Horray for the Bonny Blue Flag..
Come on it’s not like they weren’t under a bit of pressure. The south was dealing with an invasion. Not normal..
I absolutely agree that we, as a nation, inherited slavery from Britain, absolutely agree that the federal government essentially enslaved the South following the Civil War with it’s intrusion on states rights and absolutely agree
that the North greatly economically benefited from slavery.
I would add that there were(still are) Northern hypocrites regarding the issue of slavery.
However, my disgust over keeping a people, based on race, enslaved is a human rights issue and not a Southern bashing/pro North issue.
great thread, best I’ve seen here—surprised.
If this is a question of what was feared in the Federalist Papers, that the Federal Govt would become too big, too powerful and far too overreaching, then you bet I’m a States Rights gal.
Wait ‘till the haters show up.
I assume you were being sarcastic. Here are some online references for you:
You will notice in the first link, all Democrat newspapers being excluded from a state by a Union commander. How many papers might that have been? And before Lincoln's 1864 election too.
The best review of Northern treatment of the press during the war is "Lincoln and the Press" by Robert S. Harper, copyright 1951. Some say 300 Northern papers were suppressed or destroyed during the war. I've found documentation for over 100 myself. At that point I stopped counting. Some references such as Richard Franklin Bensel's book, "Yankee Leviation" correctly note that the Union used suspension of the writ and marshal law to "close down dissident newspapers or influence their editorial policy."
In contrast, Bensel notes only two papers suppressed or destroyed in the South. I've seen reference to maybe two or three additional Southern newspapers in the old wartime newspapers (my hobby), nowhere near what happened in the North.
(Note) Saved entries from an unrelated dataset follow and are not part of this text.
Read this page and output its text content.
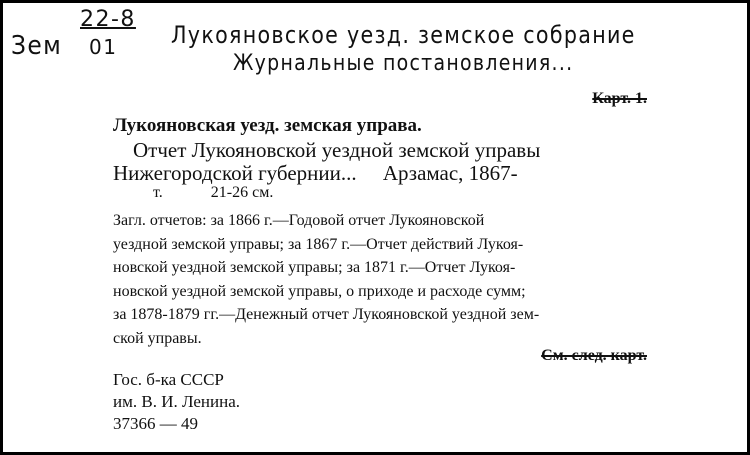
Зем
22-8
01 Лукояновское уезд. земское собрание
Журнальные постановления...
Карт. 1.
Лукояновская уезд. земская управа.
Отчет Лукояновской уездной земской управы
Нижегородской губернии...     Арзамас, 1867-
т.	21-26 см.
Загл. отчетов: за 1866 г.—Годовой отчет Лукояновской
уездной земской управы; за 1867 г.—Отчет действий Лукоя-
новской уездной земской управы; за 1871 г.—Отчет Лукоя-
новской уездной земской управы, о приходе и расходе сумм;
за 1878-1879 гг.—Денежный отчет Лукояновской уездной зем-
ской управы.
См. след. карт.
Гос. б-ка СССР
им. В. И. Ленина.
37366 — 49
Yeah but oneside does not get to change the contract however it wishes, like is happening now and was happening then.
“About half the yankees would join the south today if they could”
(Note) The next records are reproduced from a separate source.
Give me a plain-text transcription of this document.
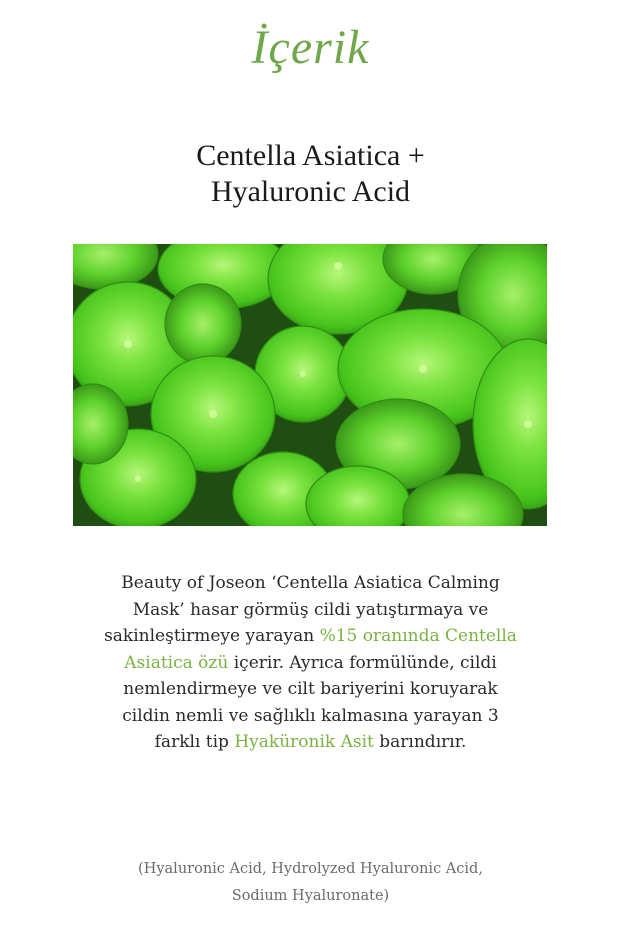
İçerik
Centella Asiatica +
Hyaluronic Acid
Beauty of Joseon ‘Centella Asiatica Calming Mask’ hasar görmüş cildi yatıştırmaya ve sakinleştirmeye yarayan %15 oranında Centella Asiatica özü içerir. Ayrıca formülünde, cildi nemlendirmeye ve cilt bariyerini koruyarak cildin nemli ve sağlıklı kalmasına yarayan 3 farklı tip Hyaküronik Asit barındırır.
(Hyaluronic Acid, Hydrolyzed Hyaluronic Acid,
Sodium Hyaluronate)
Back in the 1980’s it seemed that about half of the Yankees *did*.
“I eagerly await the justification of slavery.”
In the context of the time it was not slavery that needed to be justified, but the far more radical proposition of abolition. Slavery had been a facet of every human culture for millennia and it was accepted as a norm until the late 18th century.
The Civil War was not started over slavery and as proof of that is the fact that slavery was not abolished in the Northern states until December of 1865 - several months after the end of the war.
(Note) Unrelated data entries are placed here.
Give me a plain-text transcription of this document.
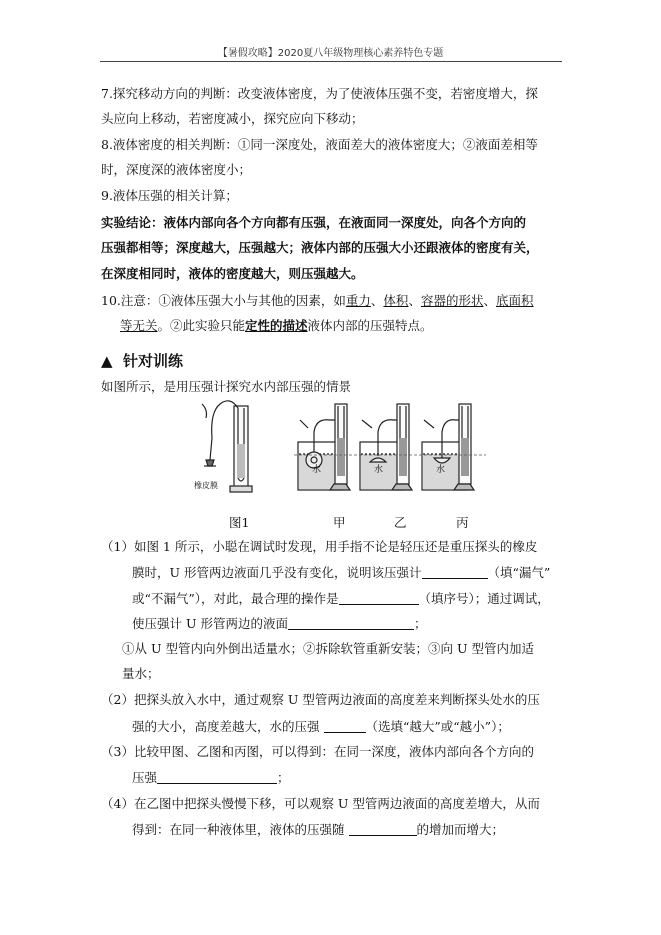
【暑假攻略】2020夏八年级物理核心素养特色专题
7.探究移动方向的判断：改变液体密度，为了使液体压强不变，若密度增大，探
头应向上移动，若密度减小，探究应向下移动；
8.液体密度的相关判断：①同一深度处，液面差大的液体密度大；②液面差相等
时，深度深的液体密度小；
9.液体压强的相关计算；
实验结论：液体内部向各个方向都有压强，在液面同一深度处，向各个方向的
压强都相等；深度越大，压强越大；液体内部的压强大小还跟液体的密度有关，
在深度相同时，液体的密度越大，则压强越大。
10.注意：①液体压强大小与其他的因素，如重力、体积、容器的形状、底面积
等无关。②此实验只能定性的描述液体内部的压强特点。
▲ 针对训练
如图所示，是用压强计探究水内部压强的情景
橡皮膜
水	水	水
图1	甲	乙	丙
（1）如图 1 所示，小聪在调试时发现，用手指不论是轻压还是重压探头的橡皮
膜时，U 形管两边液面几乎没有变化，说明该压强计	（填“漏气”
或“不漏气”），对此，最合理的操作是	（填序号）；通过调试，
使压强计 U 形管两边的液面	；
①从 U 型管内向外倒出适量水；②拆除软管重新安装；③向 U 型管内加适
量水；
（2）把探头放入水中，通过观察 U 型管两边液面的高度差来判断探头处水的压
强的大小，高度差越大，水的压强	（选填“越大”或“越小”）；
（3）比较甲图、乙图和丙图，可以得到：在同一深度，液体内部向各个方向的
压强	；
（4）在乙图中把探头慢慢下移，可以观察 U 型管两边液面的高度差增大，从而
得到：在同一种液体里，液体的压强随	的增加而增大；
I have to disagree. Slavery was under pressure all over the western world and several perfectly valid justifications for abolition were widely held, even in the South. For instance, it is often overlooked that the Dred Scott decision overturned a southern court's decision to free DS.
The tough issue of the day was what to do with the negros. No one, North or South, thought that this alien African population would or should ever be integrated into American society. So what do you do with them after freeing them? The South looked to the western territories as the answer to the question, states like Illinois were willing to go to war to kill that idea.
I did.
“The north on the other hand, had a vigorous press throughout the war.”
True, if you don’t include the papers shut down by lincoln.